You don't need to pay anybody to develop Motif applications: it comes with the OS for free, and you write your applications for it. Furthermore, Sun already is part of the consortium that owns the rights.
To all who complain about the too many features of GNOME (compared with CDE):
You can strip GNOME down to resemble CDE. It doesn't take much time to set your enviroment this way. Hey, you can even have your window manager look like olvwm, if you like.
So, all this comments 'GNOME has too many graphical features, I'm afraid of it' are just nonsense, IMHO.
[...] There's no such thing as "intuitive". There's only things which are "consistant with previous experience."
The internal consistency of OpenLook/OpenWindows was really useful, one of the reasons why many of our users still prefer it.
Left mouse: select, Middle mouse: adjust selection, Right mouse: menu.
I've not seen a system which does text selection as well, Single click, place cursor. Double click select word, triple click select sentence, quad click select paragraph - and before you complain how difficult it must be to do that many remember that OpenWindows uses the time between button up and button down to measure a repeat click.
The feature I miss most from OpenLook is the Push Pins on menus. Who needs toolbars on applications when you can simply pin a menu on the desktop if you use it a lot?
Sun was originally primarily a workstation vendor, their servers was just something for their workstations to connect to.
They have moved thei focus from workstations to servers recently, as NT and Linux have taken over the workstation market.
You experience with Sun is probably after this happened.
TWM did that years before.
The wheel is turning, but the hamster is dead.
...it's still worse than just about any other window manager out there.
The common thread I've seen among the people who liked CDE is that "it's better than OpenWindows". Well, sure. screen is better than OpenWindows, and more intuitive too. But I don't get why you didn't install/use a more reasonably window manager over both. When I was in college nobody used OpenWindows for longer than it took them to poke the guy next to them and say "how'd you get your Sun to look like that?" (or alternately they'd ask how to actually use the damned thing and the adjacent geek would just foist a new window manager upon them to make life easier).
twm, tvtwm, and fvwm were all far more useful to me. I found them all far easier (on a relative basis) to configure and maintain, vastly easier to work with, and much less cluttered. They were also rock solid as far as stability, fast, and had a relatively small footprint. I still have my fvwm 1.24r config laying around somewhere.
I have heard reports that WinME would corrupt registries unrecoverably, so maybe it doesn't do that.
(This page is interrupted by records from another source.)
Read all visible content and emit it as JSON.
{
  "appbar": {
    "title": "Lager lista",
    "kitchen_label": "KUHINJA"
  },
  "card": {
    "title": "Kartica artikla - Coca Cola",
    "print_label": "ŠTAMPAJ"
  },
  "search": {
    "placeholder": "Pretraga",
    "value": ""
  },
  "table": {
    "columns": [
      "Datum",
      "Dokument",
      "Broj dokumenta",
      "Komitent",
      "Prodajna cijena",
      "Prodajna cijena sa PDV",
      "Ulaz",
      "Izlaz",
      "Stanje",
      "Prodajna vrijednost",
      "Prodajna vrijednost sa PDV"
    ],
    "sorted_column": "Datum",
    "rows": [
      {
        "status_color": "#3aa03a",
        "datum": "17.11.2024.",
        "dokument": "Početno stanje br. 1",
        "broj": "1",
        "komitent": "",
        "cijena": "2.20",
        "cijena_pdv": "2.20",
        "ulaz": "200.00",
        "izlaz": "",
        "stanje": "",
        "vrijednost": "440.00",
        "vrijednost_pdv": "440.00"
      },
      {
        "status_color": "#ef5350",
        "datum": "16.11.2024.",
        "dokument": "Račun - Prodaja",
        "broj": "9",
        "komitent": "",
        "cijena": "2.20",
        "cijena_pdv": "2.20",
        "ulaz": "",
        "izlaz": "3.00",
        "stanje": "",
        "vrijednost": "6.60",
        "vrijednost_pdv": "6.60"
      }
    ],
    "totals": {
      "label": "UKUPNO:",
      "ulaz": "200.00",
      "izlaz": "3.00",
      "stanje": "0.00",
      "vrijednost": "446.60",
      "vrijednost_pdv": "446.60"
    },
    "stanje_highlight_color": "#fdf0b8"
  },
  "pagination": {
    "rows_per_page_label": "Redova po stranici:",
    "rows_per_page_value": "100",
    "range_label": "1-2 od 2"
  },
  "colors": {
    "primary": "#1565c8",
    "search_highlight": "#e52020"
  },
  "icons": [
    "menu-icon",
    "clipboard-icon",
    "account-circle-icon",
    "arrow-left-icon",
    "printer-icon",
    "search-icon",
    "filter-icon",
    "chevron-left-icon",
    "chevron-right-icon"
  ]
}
I was just pointing out that binary and robust are not mutually exclusive.
Become a FSF associate member before the low #s are used
Btw, you're right in that I didn't start writing apps for GNOME prior to 1.2.
so you lied at me. you never have written any shit for anything and tell me such a crap.
I at no time claimed to have written GNOME apps prior to 1.2; thus, at no point did I lie. As for your inference that I have no programming experience whatsoever, that myth should be simple enough to dispell with a few minutes of Googling (around linuxconsole-dev, pptp-server, xsw-dev and elsewhere).
However, I no longer have any interest in entertaining some twit (nicer than "shithead", no?) who hasn't the decency to speak respectfully to those he's never met. Hence, I expect no reply to this message and will not likely respond to one should it be provided.